Le ciel clair, intact et frais de juillet, les tournesols épanouis, le sable à fleur d’eau, de pépites et de crissements et les petites routes enlacées, amoureuses dont le goudron n'a pas encore fondu sous le charme de leurs lacets. Et tout en haut des cols, décolletée parmi les gorges et les vallons, plongeant sous le soleil exactement, l’immémoriale foule des touristes en liesse qui trépide chaque été…
Juillet continue son cycle dionysiaque. Il y a déjà des bouchons, des tentes, des camping-cars et des estivants en tenues excentriques qui détalent sur les bas-côtés. Le verbe haut, la gorge chaude, ils crachent contre l’hiver du confinement, contre la horde de ceux qui ont conquis les premiers lauriers comme après une mauvaise caravane sans produits publicitaires et attendent la victoire d’un Français dans une étape du Tour.

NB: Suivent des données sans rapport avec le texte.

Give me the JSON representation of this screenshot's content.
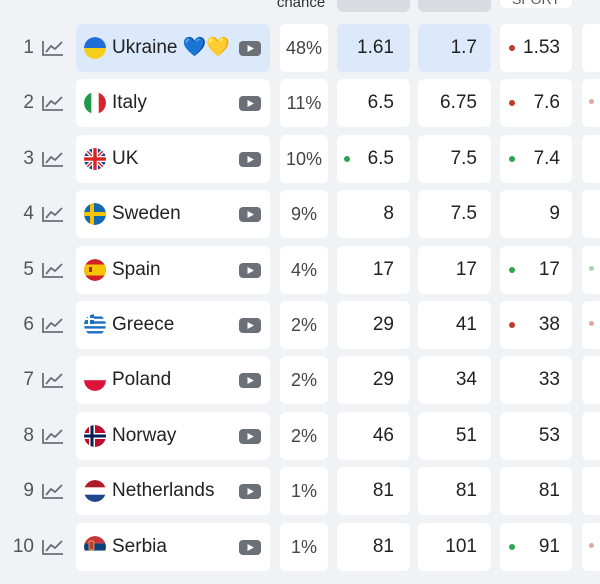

Un soleil en maillot jaune lisse le haut des montagnes, dentelle d’eau verte l'écume des plages, sème des pois rouges jusque dans le blanc des yeux, dessine des stratégies de course et des combines d’équipiers, dope les ambitions et l'herbe des prairies. Le plein été a branché l’ampli, relié les micros suspendus au-dessus des guidons et dans les oreillettes comme autant de sirènes, ouvert les multiples fenêtres dans le téléviseur : travelling sur château et campagne alentour, ville médiévale en plongée, message écrit avec des fleurs : « Le tour est dans le pré », druidesses psychédéliques aux cheveux tressées, dressées sur un cercle de pierres, hystérie autour d’un héros au dossard magnétique, zoom sur l’œil encore vif, effort cuisant en contre-plongée, mollet taillé au couteau, défaillances, crampes, fringale, chutes, amiante, voiture balai, poussières des jours qui passent, larmes et grimaces, homme qui rit, homme qui pleure.
Au stade de la seizième étape, le Tour est un dieu impitoyable qui cogne et qui n’épargne aucun de ses héros. Chœur antique des commentateurs. Jean-René Godard, Jean-Paul Olivier, Laurent Jalabert, Marion Rousse, Alexandre Pasteur, Thomas Voekcler, Franck Ferrand. Le ciel se creuse, la réalité vacille dans l’écho de l’hélico ou le spectacle de la Beauté. Ombres prestigieuses à chacun des virages des grands cols : Hinault, Coppi, Poulidor, Thévenet, Pantani, Indurain et tant d'autres encore. « Le Cannibale », « le Pirate », « l’Aigle de Tolède », « le Blaireau », « l’Espada », « l’Extraterrestre » … Tous à l’assaut des sommets mythiques : Galibier. Tourmalet. Superbagnères. Izoard. Madeleine. Alpe d’Huez. Ventoux. … Et face à eux, des géants au coup de pédale d’argile. Mains sur le guidon, danseuse à peine étoile, dégingandée, coups de pioche… Précarité de la gloire et du succès.
Mais aujourd’hui, 22 juillet 2025, sous la lumière vive, le Mont-Chauve baisse un peu le casque : il est déjà trop tard ! La peinture rupestre est inscrite sur sa pierre blanche, et elle est signée Valentin Paret-Peintre.